Weight Watchers, however, maintained a strong presence in the industry, and Weight Watchers stock did, as well. Weight Watchers continued its social-centric diet programs, and trudged on despite an uncertain future for the industry.
In October of 2015, though, stocks soared again. On October 16, WTW stocks closed at $6.79. The following day, Oprah Winfrey bought shares in Weight Watchers. Less than a month later, shares were listed at a high of $26.61. The television icon had bought a 10% stake in the company at a price of $43 million, and her followers were excited to follow suit.
Recently, Weight Watchers has begun to try implementing new programs in order to keep itself afloat in a turbulent industry. It’s now offering its famous “meetings” online – a chat room of sorts. It’s marketing its service as an overall health service as opposed to solely a weight loss service. And its success is banking on retaining the memberships that Oprah Winfrey facilitated.
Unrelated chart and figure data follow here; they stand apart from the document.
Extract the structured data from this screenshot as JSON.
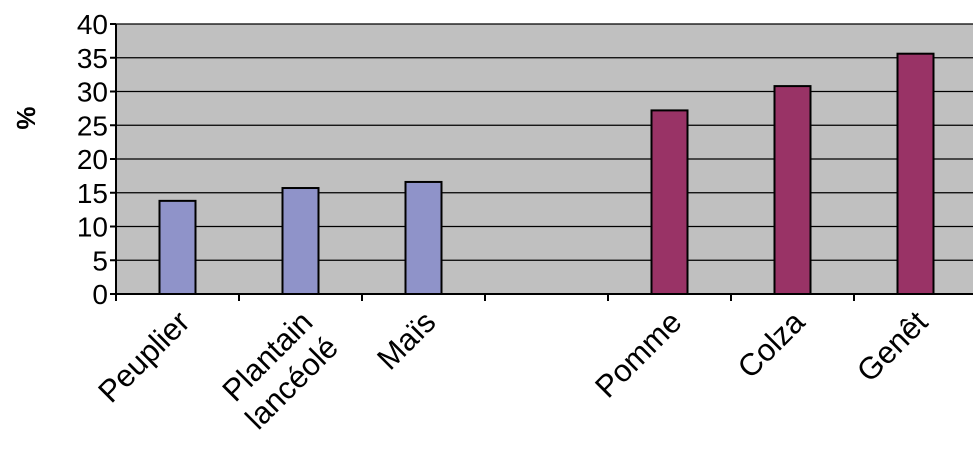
{
  "chart_data": {
    "type": "bar",
    "title": "",
    "xlabel": "",
    "ylabel": "%",
    "ylim": [
      0,
      40
    ],
    "yticks": [
      0,
      5,
      10,
      15,
      20,
      25,
      30,
      35,
      40
    ],
    "grid": true,
    "categories": [
      "Peuplier",
      "Plantain lancéolé",
      "Maïs",
      "",
      "Pomme",
      "Colza",
      "Genêt"
    ],
    "category_label_lines": [
      [
        "Peuplier"
      ],
      [
        "Plantain",
        "lancéolé"
      ],
      [
        "Maïs"
      ],
      [
        ""
      ],
      [
        "Pomme"
      ],
      [
        "Colza"
      ],
      [
        "Genêt"
      ]
    ],
    "values": [
      13.8,
      15.7,
      16.6,
      null,
      27.2,
      30.8,
      35.6
    ],
    "bar_colors": [
      "#8f93c9",
      "#8f93c9",
      "#8f93c9",
      null,
      "#993366",
      "#993366",
      "#993366"
    ],
    "plot_background": "#c0c0c0",
    "gridline_color": "#000000"
  }
}
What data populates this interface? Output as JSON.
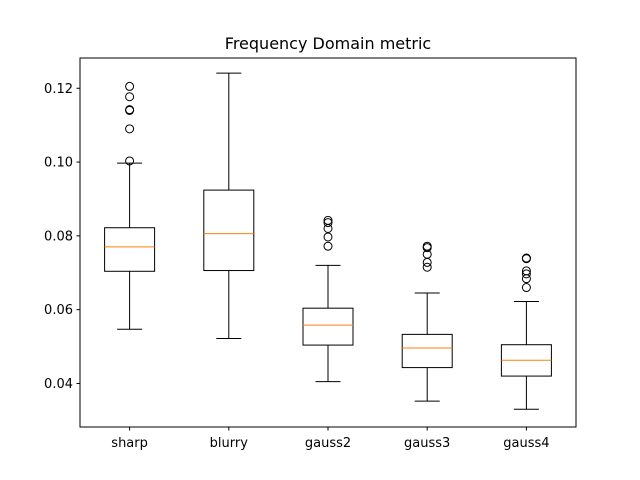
{
  "chart_data": {
    "type": "box",
    "title": "Frequency Domain metric",
    "xlabel": "",
    "ylabel": "",
    "ylim": [
      0.0282,
      0.1282
    ],
    "yticks": [
      0.04,
      0.06,
      0.08,
      0.1,
      0.12
    ],
    "ytick_labels": [
      "0.04",
      "0.06",
      "0.08",
      "0.10",
      "0.12"
    ],
    "grid": false,
    "median_color": "#ff7f0e",
    "box_color": "#000000",
    "categories": [
      "sharp",
      "blurry",
      "gauss2",
      "gauss3",
      "gauss4"
    ],
    "boxes": [
      {
        "category": "sharp",
        "whisker_low": 0.0547,
        "q1": 0.0704,
        "median": 0.077,
        "q3": 0.0822,
        "whisker_high": 0.0997,
        "outliers": [
          0.1003,
          0.109,
          0.114,
          0.1142,
          0.1177,
          0.1205
        ]
      },
      {
        "category": "blurry",
        "whisker_low": 0.0522,
        "q1": 0.0706,
        "median": 0.0806,
        "q3": 0.0924,
        "whisker_high": 0.1241,
        "outliers": []
      },
      {
        "category": "gauss2",
        "whisker_low": 0.0405,
        "q1": 0.0504,
        "median": 0.0558,
        "q3": 0.0604,
        "whisker_high": 0.072,
        "outliers": [
          0.0772,
          0.0797,
          0.082,
          0.0836,
          0.0842
        ]
      },
      {
        "category": "gauss3",
        "whisker_low": 0.0352,
        "q1": 0.0443,
        "median": 0.0496,
        "q3": 0.0533,
        "whisker_high": 0.0645,
        "outliers": [
          0.0715,
          0.0728,
          0.075,
          0.0768,
          0.0772
        ]
      },
      {
        "category": "gauss4",
        "whisker_low": 0.033,
        "q1": 0.042,
        "median": 0.0463,
        "q3": 0.0505,
        "whisker_high": 0.0622,
        "outliers": [
          0.066,
          0.0684,
          0.0697,
          0.0705,
          0.0738,
          0.074
        ]
      }
    ]
  }
}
Weight Watchers Stock Analysis
If Weight Watchers can continue to revise its offerings to fit the needs of today’s consumers, it may have a shot of remaining a viable competitor in the weight loss industry. As it stands, if you’re thinking of buying shares in Weight Watchers, look closely, because it’s a volatile stock. The stock hasn’t experienced success long term. And with new technology entering the field, it’s likely not to in the future as well.
Instead, look to stocks like GNC (NYSE: GNC) and Vivus (NASDAQ: VVUS), which have a slightly different approach to weight loss. GNC’s product offering is diverse, and isn’t dependent upon technology or a consumer’s physical presence. Vivus is a biopharmaceutical company which specializes in weight loss.
Alternatively, you might do well to watch trends in companies that are catered specifically to clients’ busy lifestyles. We mentioned UnderArmour, but there are other companies who have potential to become competitors. FitBit (NYSE: FIT) and Garmin (NASDAQ: GRMN) have activity programs which are becoming more comprehensive. Biopharmaceutical companies as a whole are on an upward trend.
Weight Watchers is trying its best. But it may just be that the structure of the program is antiquated, and not suitable for active 21st century consumers.